Trump order shakes ESG proxy playbook for global pension investors

Investors face tighter US scrutiny on ESG and diversity votes

Trump order shakes ESG proxy playbook for global pension investors

Proxy advisors that steer big investors on ESG and diversity votes are now in Washington’s crosshairs, with a new US executive order aimed squarely at their influence over corporate governance. 

According to Reuters, US President Donald Trump has ordered regulators to tighten oversight of Institutional Shareholder Services (ISS) and Glass Lewis, whose recommendations shape how large institutional investors vote on board elections and shareholder proposals at major US companies. 

For asset owners and managers relying on third‑party research, this raises questions about how easily they can continue to use proxy advice to back “diversity, equity, and inclusion” and “environmental, social, and governance” policies. 

Reuters said the order tells the US Securities and Exchange Commission (SEC) and other agencies to increase scrutiny of proxy advisors.  

As per Wealth Professional, it directs the SEC chair to review existing rules and guidance and to consider “revising or rescinding” anything that conflicts with the order’s goals, “especially to the extent that they implicate ‘diversity, equity, and inclusion’ and ‘environmental, social, and governance’ policies.” 

The order argues that proxy firms often “advance and prioritize radical politically-motivated agendas,” including support for racial equity audits and cuts to greenhouse gas emissions, according to Wealth Professional’s summary of US reporting.  

It says one firm continues to give guidance based on “the racial or ethnic diversity of corporate boards” and raises concerns about “conflicts of interest and the quality of their recommendations,” calling for more oversight to promote “accountability, transparency, and competition.” 

Reuters reported that the order also tells the SEC to consider “revising or rescinding all rules” related to shareholder proposals.  

Investor advocates worry that this could weaken one of their main tools for holding boards to account on executive pay, board composition and long‑term risks linked to climate and human capital by making it harder to file or advance resolutions. 

The move sits within a broader political pushback against ESG.  

Bloomberg reported that Trump and his allies are using policy to challenge diversity and equity initiatives and efforts to address climate change.  

Attorney Sanford Lewis told Reuters the order assumes issues like diversity and the environment are separate from financial performance, even though many investors and proxy advisers see ESG as central to long‑term, risk‑adjusted returns.  

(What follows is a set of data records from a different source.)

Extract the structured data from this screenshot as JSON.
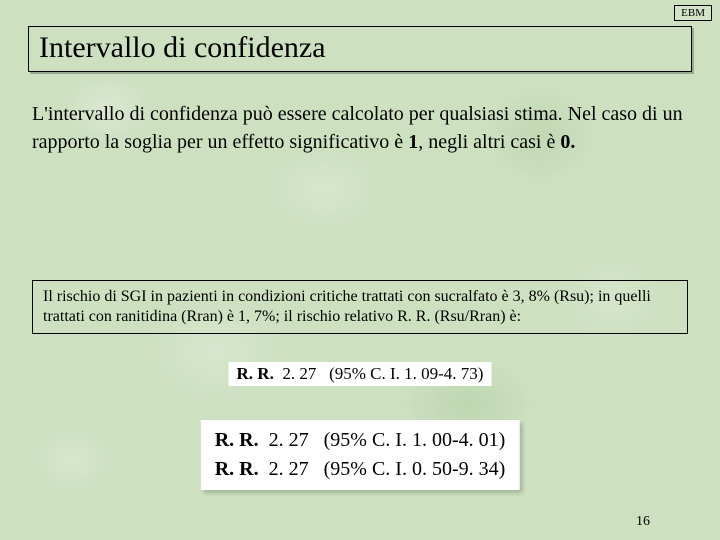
{
  "header": {
    "tag": "EBM",
    "title": "Intervallo di confidenza"
  },
  "body": {
    "text_before_one": "L'intervallo di confidenza può essere calcolato per qualsiasi stima. Nel caso di un rapporto la soglia per un effetto significativo è ",
    "one": "1",
    "text_mid": ", negli altri casi è ",
    "zero": "0."
  },
  "box": {
    "text": "Il rischio di SGI in pazienti in condizioni critiche trattati con sucralfato è 3, 8% (Rsu); in quelli trattati con ranitidina (Rran) è 1, 7%; il rischio relativo R. R. (Rsu/Rran) è:"
  },
  "rr_small": {
    "label": "R. R.",
    "value": "2. 27",
    "ci": "(95% C. I.   1. 09-4. 73)"
  },
  "rr_big": [
    {
      "label": "R. R.",
      "value": "2. 27",
      "ci": "(95% C. I.   1. 00-4. 01)"
    },
    {
      "label": "R. R.",
      "value": "2. 27",
      "ci": "(95% C. I.   0. 50-9. 34)"
    }
  ],
  "page": "16",
  "colors": {
    "bg": "#cde0c0",
    "text": "#000000",
    "highlight_bg": "#ffffff"
  }
}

Dan Crowley of K&L Gates told Reuters the order “perpetuates the fiction” that investors choose between ESG and returns, rather than using ESG because of its impact on long‑term value. 

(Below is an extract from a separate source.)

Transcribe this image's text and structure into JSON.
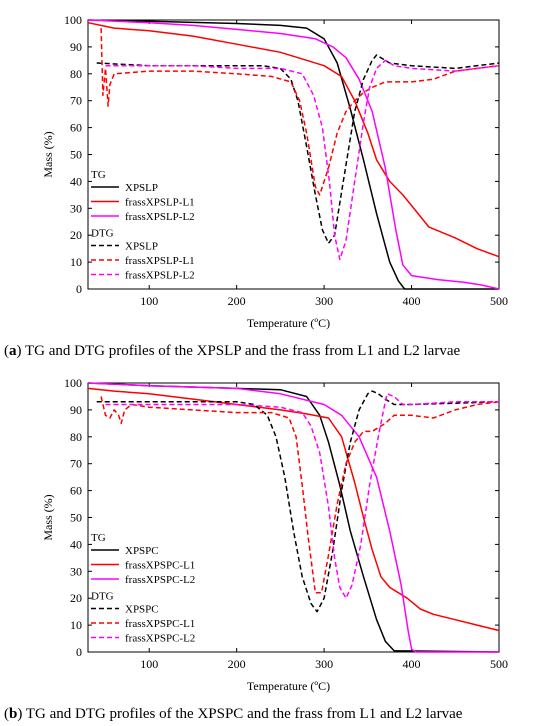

Proxy firms have already started to adjust.  

Wealth Profesional said ISS and Glass Lewis have recommended far fewer climate‑related proposals this year amid the backlash.  

ISS has stopped considering boardroom diversity in its director recommendations, while Glass Lewis plans to register as an investment adviser and, according to Bloomberg, will phase out a single “house view” benchmark from the 2027 proxy season. 

Both firms defend their role.  

An ISS spokesperson told Reuters the firm will review the order and consider next steps “to help mitigate any potential adverse impacts on clients,” stressing that ISS is an SEC‑registered investment adviser that “does not dictate or set corporate governance standards” and remains committed to acting in clients’ best interests.  

A Glass Lewis spokesperson told Reuters the firm welcomes the “clarity” on regulatory expectations and said it has “always operated with the highest ethical standards with our clients being central to everything we do.” 

For institutional investors that integrate ESG and stewardship into their mandates, US media reports suggest this order signals a tougher regulatory and political environment for proxy advice touching on “diversity, equity, and inclusion” and “environmental, social, and governance” issues.  

It may also lead to tighter limits on how ISS and Glass Lewis can support shareholder engagement.